From the article: Corporal Thatcher, a 20-year-old from Montana, manned a pair of .50-caliber guns in the raid... He rode in the rear of the Mitchell B-25 medium bomber...
Maybe you should let the family know great-grampa was a liar.
” ‘ ... Corporal Thatcher, a 20-year-old from Montana, manned a pair of .50-caliber guns in the raid... He rode in the rear of the Mitchell B-25 medium bomber... ‘
Maybe you should let the family know great-grampa was a liar.”
If Talisker and other forum members had any knowledge of the B-25 (numerous variants over a long production run and a very extended service life), and the Doolittle Raid, they would know that “riding in the tail” meant manning the dorsal turret (the ventral turret was removed from the 34 BMS aircraft used on the raid, to save weight, given the low-level penetration tactic greatly reduced the chances of attack from below). This is explained in detail in _30 Seconds Over Tokyo_, the book by Ted Lawson, one of the 16 pilots on the raid, commanding the crew of Ruptured Duck.
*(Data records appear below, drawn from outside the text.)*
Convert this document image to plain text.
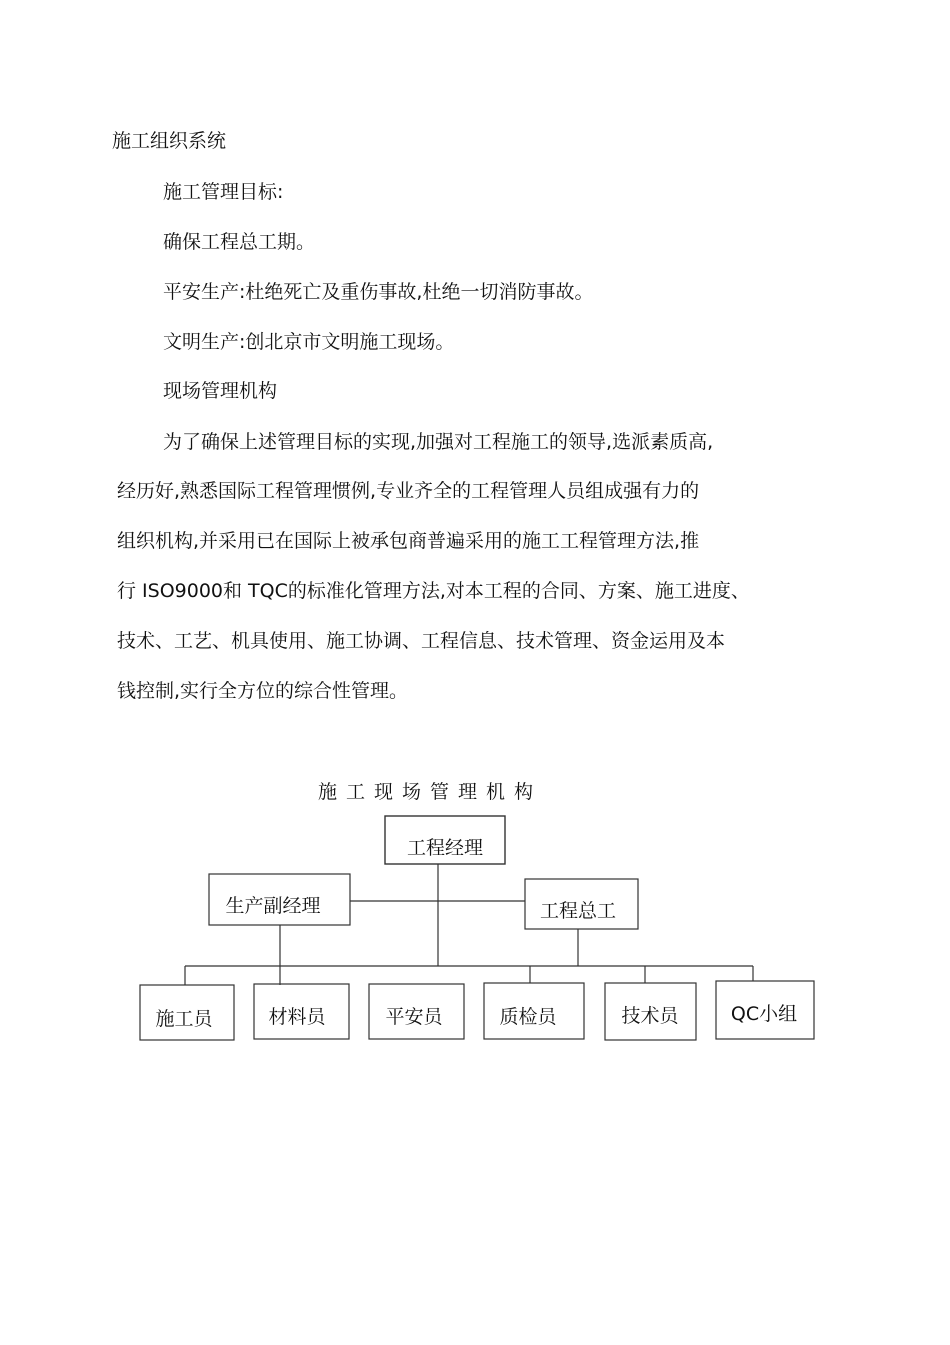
施工组织系统

施工管理目标:

确保工程总工期。

平安生产:杜绝死亡及重伤事故,杜绝一切消防事故。

文明生产:创北京市文明施工现场。

现场管理机构

为了确保上述管理目标的实现,加强对工程施工的领导,选派素质高,

经历好,熟悉国际工程管理惯例,专业齐全的工程管理人员组成强有力的

组织机构,并采用已在国际上被承包商普遍采用的施工工程管理方法,推

行 ISO9000和 TQC的标准化管理方法,对本工程的合同、方案、施工进度、

技术、工艺、机具使用、施工协调、工程信息、技术管理、资金运用及本

钱控制,实行全方位的综合性管理。

施工现场管理机构

工程经理
生产副经理	工程总工
施工员	材料员	平安员	质检员	技术员	QC小组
Tail-stinger positions were just then being developed; neither the first four B-17 variants had any, nor the first three or four B-25 variants.
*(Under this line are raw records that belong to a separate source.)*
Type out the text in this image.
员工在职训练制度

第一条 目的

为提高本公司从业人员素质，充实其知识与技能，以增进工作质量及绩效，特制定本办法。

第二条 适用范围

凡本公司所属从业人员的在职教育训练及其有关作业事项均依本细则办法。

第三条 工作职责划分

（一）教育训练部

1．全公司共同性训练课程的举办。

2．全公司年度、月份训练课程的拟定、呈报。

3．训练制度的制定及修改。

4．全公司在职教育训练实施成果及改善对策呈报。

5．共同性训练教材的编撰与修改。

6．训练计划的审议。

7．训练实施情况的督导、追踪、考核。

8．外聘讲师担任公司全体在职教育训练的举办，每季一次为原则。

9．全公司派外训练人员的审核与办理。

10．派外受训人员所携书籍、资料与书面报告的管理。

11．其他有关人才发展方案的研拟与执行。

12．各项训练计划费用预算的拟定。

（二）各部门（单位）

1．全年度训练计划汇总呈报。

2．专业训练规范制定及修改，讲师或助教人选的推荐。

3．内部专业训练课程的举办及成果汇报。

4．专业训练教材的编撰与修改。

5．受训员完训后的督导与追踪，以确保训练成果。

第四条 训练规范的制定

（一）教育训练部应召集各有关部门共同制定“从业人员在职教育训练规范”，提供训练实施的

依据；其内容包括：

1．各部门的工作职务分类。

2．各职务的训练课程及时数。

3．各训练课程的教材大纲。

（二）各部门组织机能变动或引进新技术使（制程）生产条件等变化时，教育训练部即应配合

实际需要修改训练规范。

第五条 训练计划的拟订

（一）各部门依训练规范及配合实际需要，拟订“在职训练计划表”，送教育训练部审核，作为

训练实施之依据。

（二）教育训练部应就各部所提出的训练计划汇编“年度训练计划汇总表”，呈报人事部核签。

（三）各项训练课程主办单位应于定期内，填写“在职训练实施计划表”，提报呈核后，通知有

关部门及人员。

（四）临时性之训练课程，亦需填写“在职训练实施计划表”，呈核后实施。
The Raider aircraft mounted broomsticks painted black, to simulate guns. Nobody aviated “all the way back there” until later in the B-25’s combat activities.
Great-grampa wasn’t lying on purpose. I’ve heard hundreds of stories about such exploits, and people remember spottily. Sometimes they change stories and insist they have not.
More likely: his posterity heard it wrong - if they knew what they were hearing at all. And never underestimate the ability of authors and editors to scramble technical details; they are always certain they know better.
As a last resort, check the interior views at the USAF Museum link.